Roberts Chris, Shadbolt Narelle, Clark Tyler, Simpson Phillip
Sydney Medical School - Northern, University of Sydney, Hornsby Ku-ring-gai Hospital, Palmerston Road, Sydney, NSW 2077, Australia.
BMC Med Educ. 2014 Sep 20;14:197. doi: 10.1186/1472-6920-14-197.
Little is known about the technical adequacy of portfolios in reporting multiple complex academic and performance-based assessments. We explored, first, the influencing factors on the precision of scoring within a programmatic assessment of student learning outcomes within an integrated clinical placement. Second, the degree to which validity evidence supported interpretation of student scores.
Within generalisability theory, we estimated the contribution that each wanted factor (i.e. student capability) and unwanted factors (e.g. the impact of assessors) made to the variation in portfolio task scores. Relative and absolute standard errors of measurement provided a confidence interval around a pre-determined pass/fail standard for all six tasks. Validity evidence was sought through demonstrating the internal consistency of the portfolio and exploring the relationship of student scores with clinical experience.

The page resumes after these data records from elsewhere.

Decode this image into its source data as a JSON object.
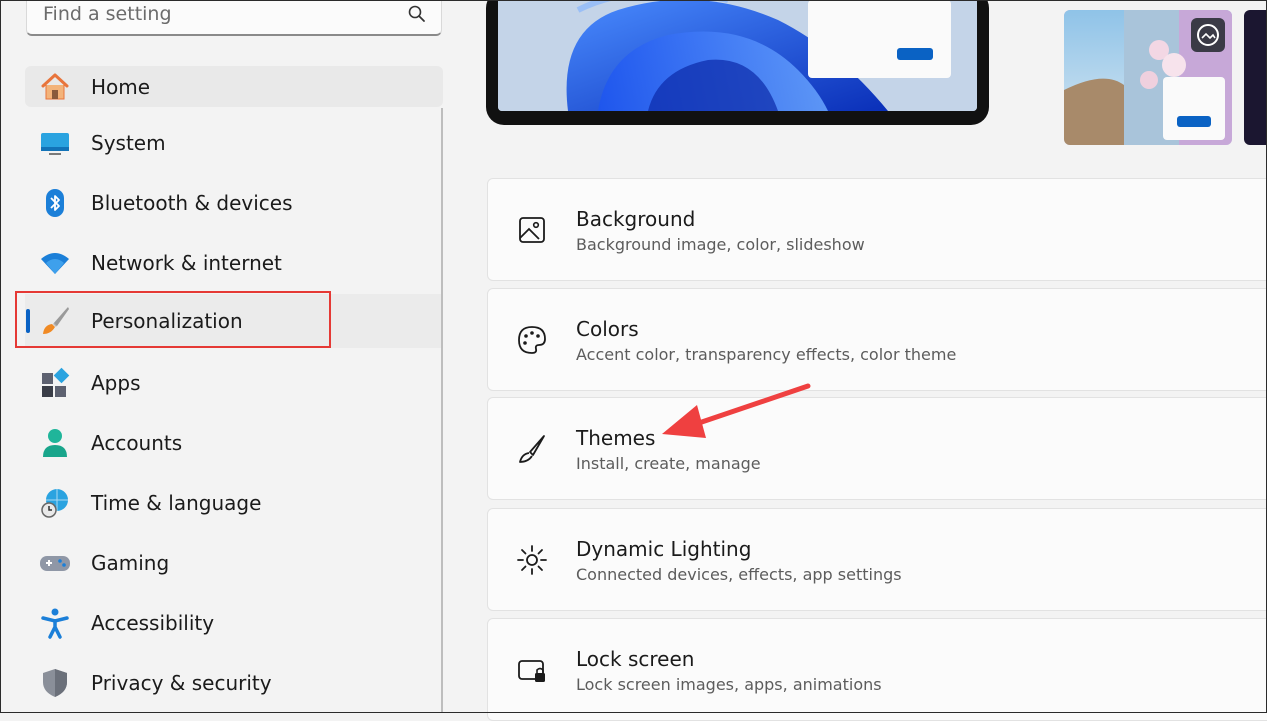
{
  "search": {
    "placeholder": "Find a setting"
  },
  "sidebar": {
    "items": [
      {
        "label": "Home"
      },
      {
        "label": "System"
      },
      {
        "label": "Bluetooth & devices"
      },
      {
        "label": "Network & internet"
      },
      {
        "label": "Personalization"
      },
      {
        "label": "Apps"
      },
      {
        "label": "Accounts"
      },
      {
        "label": "Time & language"
      },
      {
        "label": "Gaming"
      },
      {
        "label": "Accessibility"
      },
      {
        "label": "Privacy & security"
      }
    ]
  },
  "cards": [
    {
      "title": "Background",
      "desc": "Background image, color, slideshow"
    },
    {
      "title": "Colors",
      "desc": "Accent color, transparency effects, color theme"
    },
    {
      "title": "Themes",
      "desc": "Install, create, manage"
    },
    {
      "title": "Dynamic Lighting",
      "desc": "Connected devices, effects, app settings"
    },
    {
      "title": "Lock screen",
      "desc": "Lock screen images, apps, animations"
    }
  ],
  "colors": {
    "accent": "#0a62c4",
    "highlight": "#e53935"
  }
}
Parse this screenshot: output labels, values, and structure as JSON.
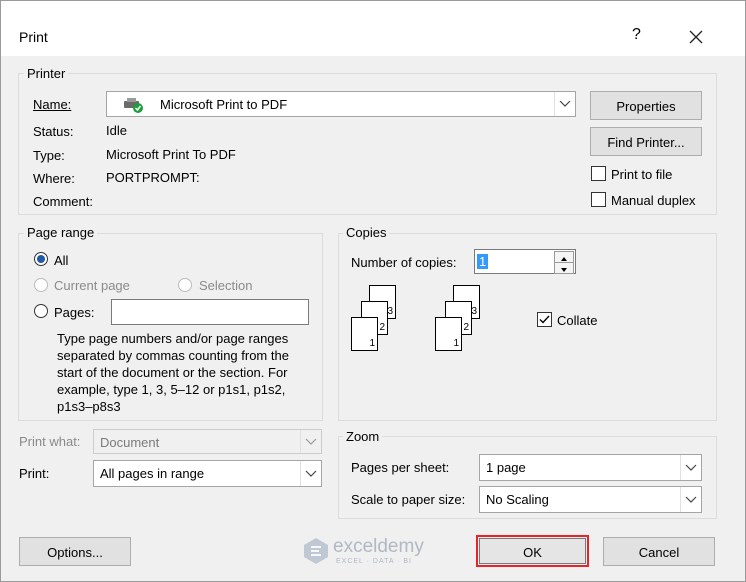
{
  "window": {
    "title": "Print",
    "help": "?",
    "close_icon": "close-icon"
  },
  "printer": {
    "legend": "Printer",
    "name_label": "Name:",
    "name_value": "Microsoft Print to PDF",
    "printer_icon": "printer-ready-icon",
    "status_label": "Status:",
    "status_value": "Idle",
    "type_label": "Type:",
    "type_value": "Microsoft Print To PDF",
    "where_label": "Where:",
    "where_value": "PORTPROMPT:",
    "comment_label": "Comment:",
    "comment_value": "",
    "properties_button": "Properties",
    "find_printer_button": "Find Printer...",
    "print_to_file_label": "Print to file",
    "print_to_file_checked": false,
    "manual_duplex_label": "Manual duplex",
    "manual_duplex_checked": false
  },
  "page_range": {
    "legend": "Page range",
    "all_label": "All",
    "current_page_label": "Current page",
    "selection_label": "Selection",
    "pages_label": "Pages:",
    "pages_value": "",
    "selected": "All",
    "help_text": [
      "Type page numbers and/or page ranges",
      "separated by commas counting from the",
      "start of the document or the section. For",
      "example, type 1, 3, 5–12 or p1s1, p1s2,",
      "p1s3–p8s3"
    ]
  },
  "copies": {
    "legend": "Copies",
    "number_label": "Number of copies:",
    "number_value": "1",
    "collate_label": "Collate",
    "collate_checked": true,
    "page_numbers": [
      "1",
      "2",
      "3"
    ]
  },
  "print_what": {
    "label": "Print what:",
    "value": "Document",
    "disabled": true
  },
  "print": {
    "label": "Print:",
    "value": "All pages in range"
  },
  "zoom": {
    "legend": "Zoom",
    "pages_per_sheet_label": "Pages per sheet:",
    "pages_per_sheet_value": "1 page",
    "scale_label": "Scale to paper size:",
    "scale_value": "No Scaling"
  },
  "buttons": {
    "options": "Options...",
    "ok": "OK",
    "cancel": "Cancel"
  },
  "watermark": {
    "brand": "exceldemy",
    "tagline": "EXCEL · DATA · BI"
  },
  "colors": {
    "highlight": "#e8232a",
    "radio_selected": "#1e5aa8",
    "copies_selection": "#3399ff"
  }
}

The mean portfolio mark for 257 students, across 372 raters, based on six tasks, was 75.56 (SD, 6.68). For a single student on one assessment task, 11% of the variance in scores was due to true differences in student capability. The most significant interaction was context specificity (49%), the tendency for one student to engage with one task and not engage with another task. Rater subjectivity was 29%. An absolute standard error of measurement of 4.74%, gave a 95% CI of +/- 9.30%, and a 68% CI of +/- 4.74% around a pass/fail score of 57%. Construct validity was supported by demonstration of an assessment framework, the internal consistency of the portfolio tasks, and higher scores for students who did the clinical placement later in the academic year.
A portfolio designed as a programmatic assessment of an integrated clinical placement has sufficient evidence of validity to support a specific interpretation of student scores around passing a clinical placement. It has modest precision in assessing students' achievement of a competency standard. There were identifiable areas for reducing measurement error and providing more certainty around decision-making. Reducing the measurement error would require engaging with the student body on the value of the tasks, more focussed academic and clinical supervisor training, and revisiting the rubric of the assessment in the light of feedback.
关于档案袋在报告多种复杂的学术和基于表现的评估方面的技术充分性,人们了解甚少。我们首先探讨了在综合临床实习中对学生学习成果进行的系统性评估中,影响评分准确性的因素。其次,探讨了效度证据支持对学生分数进行解释的程度。
在概化理论中,我们估计了每个期望因素(即学生能力)和非期望因素(如评估者的影响)对档案袋任务分数变异的贡献。测量的相对和绝对标准误差为所有六项任务围绕预先确定的及格/不及格标准提供了一个置信区间。通过证明档案袋的内部一致性并探索学生分数与临床经验的关系来寻求效度证据。
基于六项任务,372名评分者对257名学生的档案袋平均成绩为75.56(标准差为6.68)。对于一名学生在一项评估任务中的情况,分数变异的11%是由于学生能力的真实差异。最显著的交互作用是情境特异性(49%),即一名学生参与一项任务而不参与另一项任务的倾向。评分者主观性为29%。测量的绝对标准误差为4.74%,在及格/不及格分数57%周围给出了95%的置信区间为±9.30%,68%的置信区间为±4.74%。通过展示评估框架、档案袋任务的内部一致性以及学年后期进行临床实习的学生获得更高分数,支持了结构效度。
作为对综合临床实习的系统性评估而设计的档案袋有足够的效度证据来支持围绕通过临床实习对学生分数进行的特定解释。它在评估学生达到能力标准方面的精度适中。存在可识别的领域来减少测量误差并在决策方面提供更多确定性。减少测量误差需要让学生群体了解任务的价值,提供更有针对性的学术和临床督导培训,并根据反馈重新审视评估的评分标准。